Kamloops City Councillors are being asked to authorize spending up to $30,000 to develop an updated business case for a sobering and assessment centre in the city.
The plan coming before Kamloops Council this Tuesday has administration recommending a study to see whether a sobering center for Kamloops would be a good fit.
Councillor Nancy Bepple is among those suggesting its an idea worth visiting, but says if it becomes a reality, a Kamloops Sobering Center would need buy-in from Interior Health.
“Sobering Centres are healthcare, so its saying that somebody who is inebriated or under the influence of drugs, the best place for them isn’t in city cells,” Bepple said. “City cells are not a place for people in that state. It is not whether they are homeless or not homeless, its the state that they’re in that needs to be considered.”
Sobering Centers are currently active in 5 other communities in B.C., and provide police an alternative to locking someone up overnight or having the medical system take care of them.
Instead, those put into the centers are allowed to dry out, and are given information and guidance on seeking longer-term treatment.

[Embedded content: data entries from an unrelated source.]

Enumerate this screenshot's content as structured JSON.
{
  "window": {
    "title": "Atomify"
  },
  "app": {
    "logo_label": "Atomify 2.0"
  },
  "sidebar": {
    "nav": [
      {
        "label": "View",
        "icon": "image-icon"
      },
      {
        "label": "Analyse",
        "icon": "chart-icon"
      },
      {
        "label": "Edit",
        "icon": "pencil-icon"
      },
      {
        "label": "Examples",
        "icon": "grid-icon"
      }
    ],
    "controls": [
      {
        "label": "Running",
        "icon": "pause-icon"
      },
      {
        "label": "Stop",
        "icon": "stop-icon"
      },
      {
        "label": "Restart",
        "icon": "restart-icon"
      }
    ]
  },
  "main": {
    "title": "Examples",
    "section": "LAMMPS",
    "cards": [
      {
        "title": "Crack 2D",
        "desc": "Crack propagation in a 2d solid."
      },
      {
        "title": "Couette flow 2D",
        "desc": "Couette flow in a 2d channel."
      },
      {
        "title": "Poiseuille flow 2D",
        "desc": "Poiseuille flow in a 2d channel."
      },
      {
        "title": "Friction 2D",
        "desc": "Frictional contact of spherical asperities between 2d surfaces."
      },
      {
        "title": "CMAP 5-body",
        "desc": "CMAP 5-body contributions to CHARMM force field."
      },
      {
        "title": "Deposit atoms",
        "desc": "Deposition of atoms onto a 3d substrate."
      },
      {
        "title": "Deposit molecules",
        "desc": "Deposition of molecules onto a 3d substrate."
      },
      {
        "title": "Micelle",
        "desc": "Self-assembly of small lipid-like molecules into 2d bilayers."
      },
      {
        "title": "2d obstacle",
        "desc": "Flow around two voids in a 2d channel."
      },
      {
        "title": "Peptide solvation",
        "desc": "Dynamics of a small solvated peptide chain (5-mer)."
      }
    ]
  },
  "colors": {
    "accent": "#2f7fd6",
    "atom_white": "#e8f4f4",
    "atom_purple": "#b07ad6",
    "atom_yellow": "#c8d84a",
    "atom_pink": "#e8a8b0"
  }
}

“A fellow died in city cells in 2019, the RCMP and the guards were not found responsible, it was said that they gave an adequate level of care,” Bepple said. “It does illustrate the vulnerability pf people who are severely intoxicated or under the influence of drugs.”
The city sent a similar business case to the Ministry of Health in March 2016, but nothing came of the request.
At the 2022 Union of BC Municipalities convention, then-mental health and addictions minister Sheila Malcolmson asked that the city submit a business case to her ministry. Three months later, Malcolmson was replaced as minister by Jennifer Whiteside.